Akufo-Addo’s bogus Draft Public Universities Bill – Mahama ‘Come for your Stone’
According to the government’s own report, the race for university admission is expected to heighten next year when about 400,000 Free SHS beneficiaries are expected to complete school and seek for university admission. Apart from this figure, there is a backlog of students seeking admission into the tertiary institutions. The other critical issue is the pressure on SHS graduates outside the FSHS programme to secure admission into the public and private tertiary institutions. They are going to compete with the over 400,000 SHS graduates the public secondary schools are going to churn out for limited spaces in our tertiary institutions. B&FT’s analysis of University admission revealed there is already a reduction of intake admission by major universities in the country, largely due to limited space to accommodate the students.
Free secondary education is no doubt one of the most important aspects of a country’s economic prospects. The previous administration adopted the pace enshrined in the constitution (progressively free) to avoid the challenges we witnessing. Free education opens up institutions for everyone to access. It creates the problem of overcrowding since most people will be admitted. The overcrowding caused by the free education means that students will be forced to use the already limited resources. This end up causing strain on the resources which may not be enough.
The previous administration adopted the progressively free approach because of these obvious problems. Free education may be free for the students but is charged to the government. Government is forced to keep borrowing money to finance the programme. Government has introduced certain taxes via the backdoor to help it finance the programme. The system is fraught with problems; inadequate teaching space and materials, shortage of teachers and inadequate and late disbursement of government funds. Academic performance standards are deteriorating, and the education being universal, students are just pushed through.

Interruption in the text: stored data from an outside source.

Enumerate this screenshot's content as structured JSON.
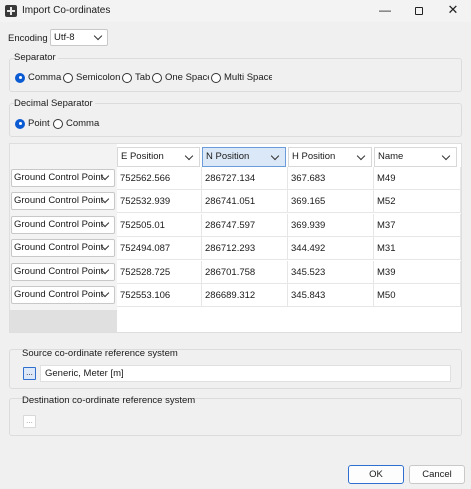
{
  "window": {
    "title": "Import Co-ordinates",
    "minimize": "—",
    "close": "✕"
  },
  "encoding": {
    "label": "Encoding",
    "value": "Utf-8"
  },
  "separator": {
    "label": "Separator",
    "options": [
      {
        "label": "Comma",
        "checked": true
      },
      {
        "label": "Semicolon",
        "checked": false
      },
      {
        "label": "Tab",
        "checked": false
      },
      {
        "label": "One Space",
        "checked": false
      },
      {
        "label": "Multi Space",
        "checked": false
      }
    ]
  },
  "decimal_separator": {
    "label": "Decimal Separator",
    "options": [
      {
        "label": "Point",
        "checked": true
      },
      {
        "label": "Comma",
        "checked": false
      }
    ]
  },
  "table": {
    "headers": [
      "E Position",
      "N Position",
      "H Position",
      "Name"
    ],
    "row_type": "Ground Control Point",
    "rows": [
      [
        "752562.566",
        "286727.134",
        "367.683",
        "M49"
      ],
      [
        "752532.939",
        "286741.051",
        "369.165",
        "M52"
      ],
      [
        "752505.01",
        "286747.597",
        "369.939",
        "M37"
      ],
      [
        "752494.087",
        "286712.293",
        "344.492",
        "M31"
      ],
      [
        "752528.725",
        "286701.758",
        "345.523",
        "M39"
      ],
      [
        "752553.106",
        "286689.312",
        "345.843",
        "M50"
      ]
    ]
  },
  "source_crs": {
    "label": "Source co-ordinate reference system",
    "button": "...",
    "value": "Generic, Meter [m]"
  },
  "destination_crs": {
    "label": "Destination co-ordinate reference system",
    "button": "..."
  },
  "buttons": {
    "ok": "OK",
    "cancel": "Cancel"
  }
}
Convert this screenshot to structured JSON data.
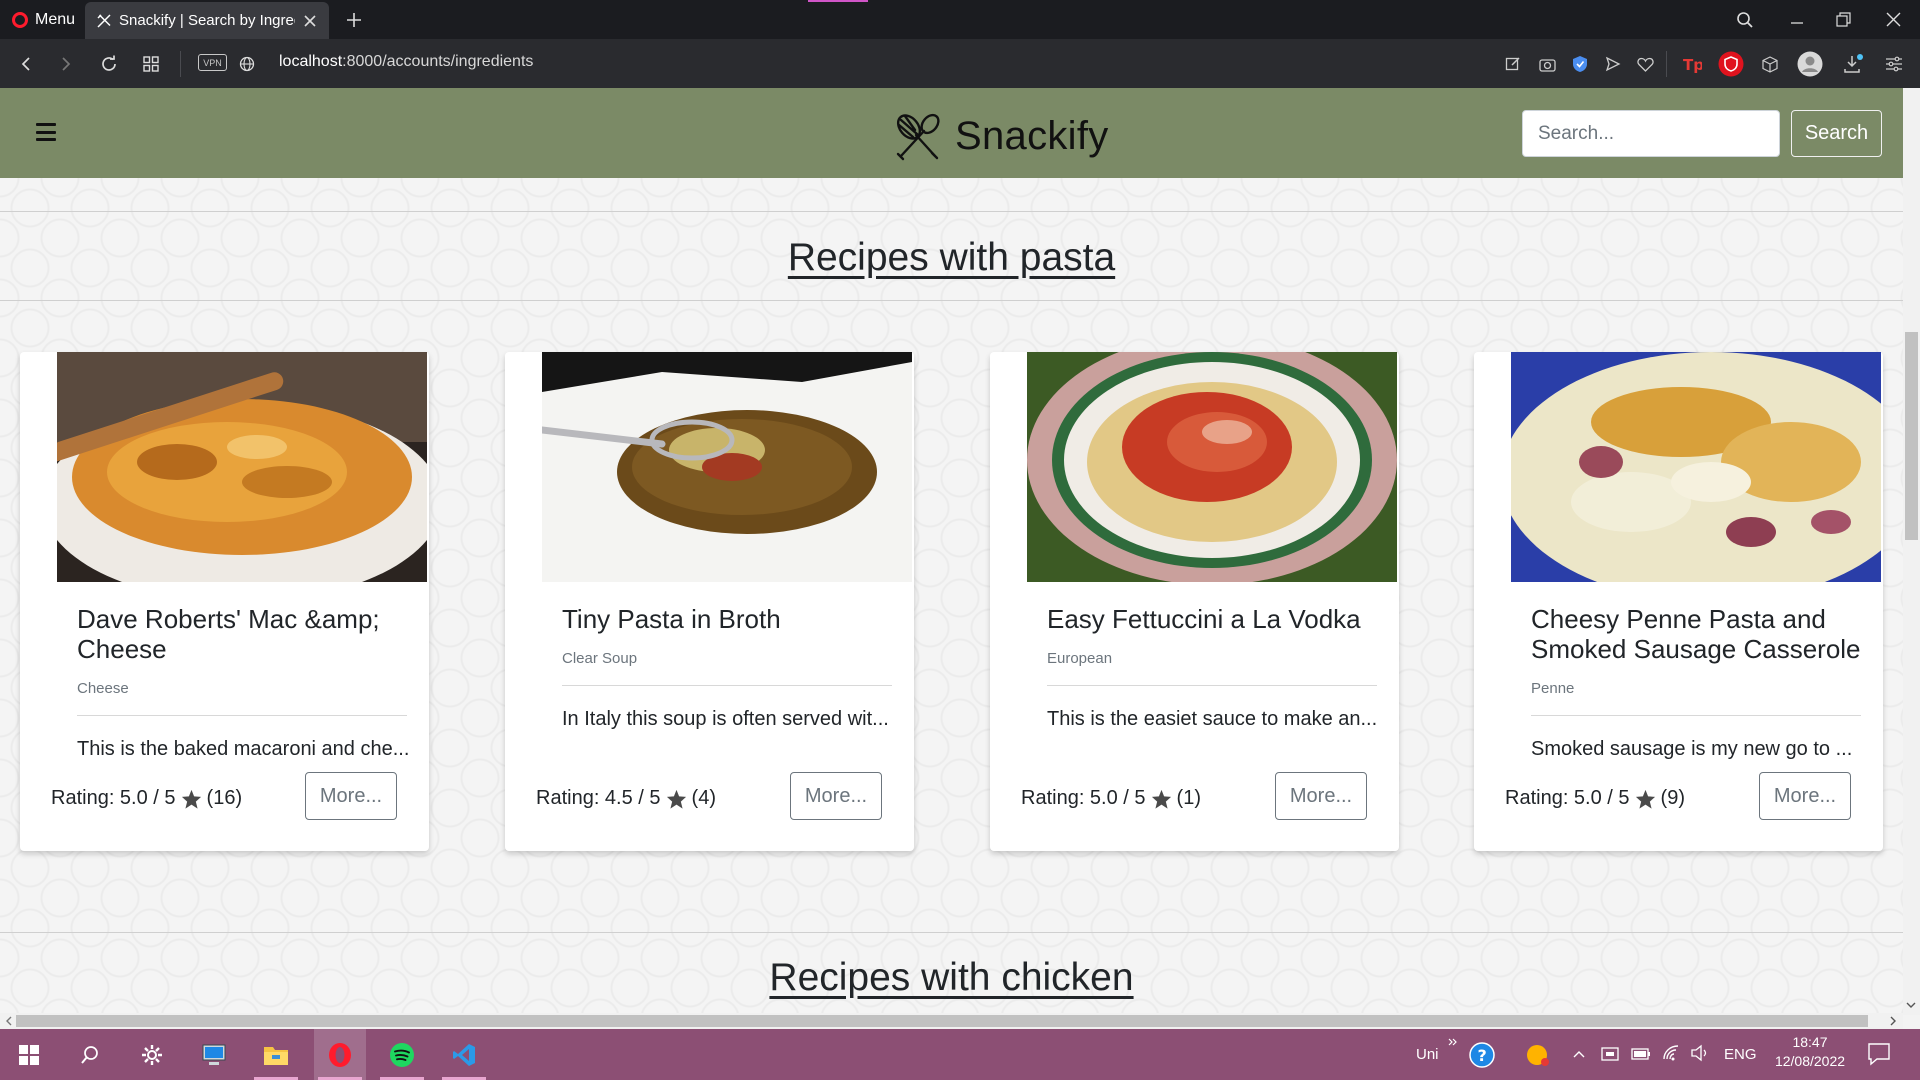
{
  "browser": {
    "menu_label": "Menu",
    "tab_title": "Snackify | Search by Ingredients",
    "url_host": "localhost",
    "url_path": ":8000/accounts/ingredients"
  },
  "navbar": {
    "brand": "Snackify",
    "search_placeholder": "Search...",
    "search_button": "Search"
  },
  "sections": [
    {
      "title": "Recipes with pasta"
    },
    {
      "title": "Recipes with chicken"
    }
  ],
  "recipes": [
    {
      "title": "Dave Roberts' Mac &amp; Cheese",
      "tag": "Cheese",
      "description": "This is the baked macaroni and che...",
      "rating": "Rating: 5.0 / 5",
      "count": "(16)",
      "more": "More..."
    },
    {
      "title": "Tiny Pasta in Broth",
      "tag": "Clear Soup",
      "description": "In Italy this soup is often served wit...",
      "rating": "Rating: 4.5 / 5",
      "count": "(4)",
      "more": "More..."
    },
    {
      "title": "Easy Fettuccini a La Vodka",
      "tag": "European",
      "description": "This is the easiet sauce to make an...",
      "rating": "Rating: 5.0 / 5",
      "count": "(1)",
      "more": "More..."
    },
    {
      "title": "Cheesy Penne Pasta and Smoked Sausage Casserole",
      "tag": "Penne",
      "description": "Smoked sausage is my new go to ...",
      "rating": "Rating: 5.0 / 5",
      "count": "(9)",
      "more": "More..."
    }
  ],
  "taskbar": {
    "tray_label": "Uni",
    "language": "ENG",
    "time": "18:47",
    "date": "12/08/2022"
  },
  "colors": {
    "navbar_bg": "#7b8a66",
    "taskbar_bg": "#8c4f74",
    "tab_bar_bg": "#1b1c20"
  }
}
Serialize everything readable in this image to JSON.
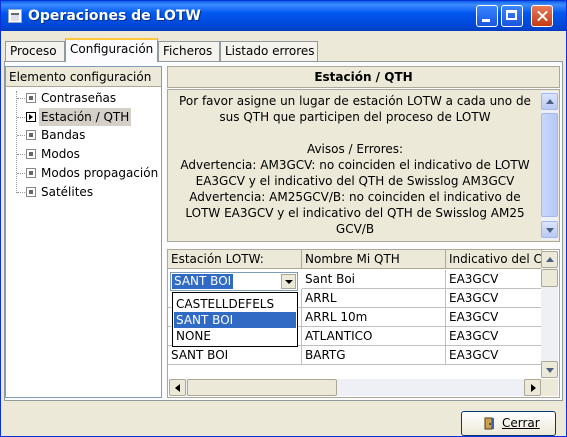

Government has prepared the Universities draft bill because of the obvious crisis. It wants to have absolute control over the universities to enable it control admission in the universities.
If the draft bill becomes law, government will have substantially increased legislative powers over our universities and will automatically have unlimited influence over admission and other administrative issues in our universities. If it becomes law, government can easily and comfortably manipulate our universities authorities, lecturers and students to succumb to its whims and caprices. Our universities must have autonomy from all extraneous influences in order to govern and manage their academic, administrative and financial functions. In particular, our universities must have autonomy to develop their academic programmes, recruit, assess, and develop their faculty, and select and train their students. Government, per this bogus draft bill is seeking for powers from parliament to wipe off all these core duties and responsibilities to enable it introduce its partisan policies.
We are where we are because of the hypocritical stance some persons in the academia took when this government started terrorising the education sector with its outmoded concepts.
Former President John Mahama, former lecturers, and Pro and Vice Chancellors have stressed the need for a broader discussion on how to fund and manage the Free SHS policy- because the problems we witnessing. Apart from the overcrowding and pressure it is exerting on our limited resources, we must also look at the issue of unemployment. Free education may also work against the system in that there will be a high number of graduates leaving school while the industry offers much less employment opportunities. This ends up creating unemployment.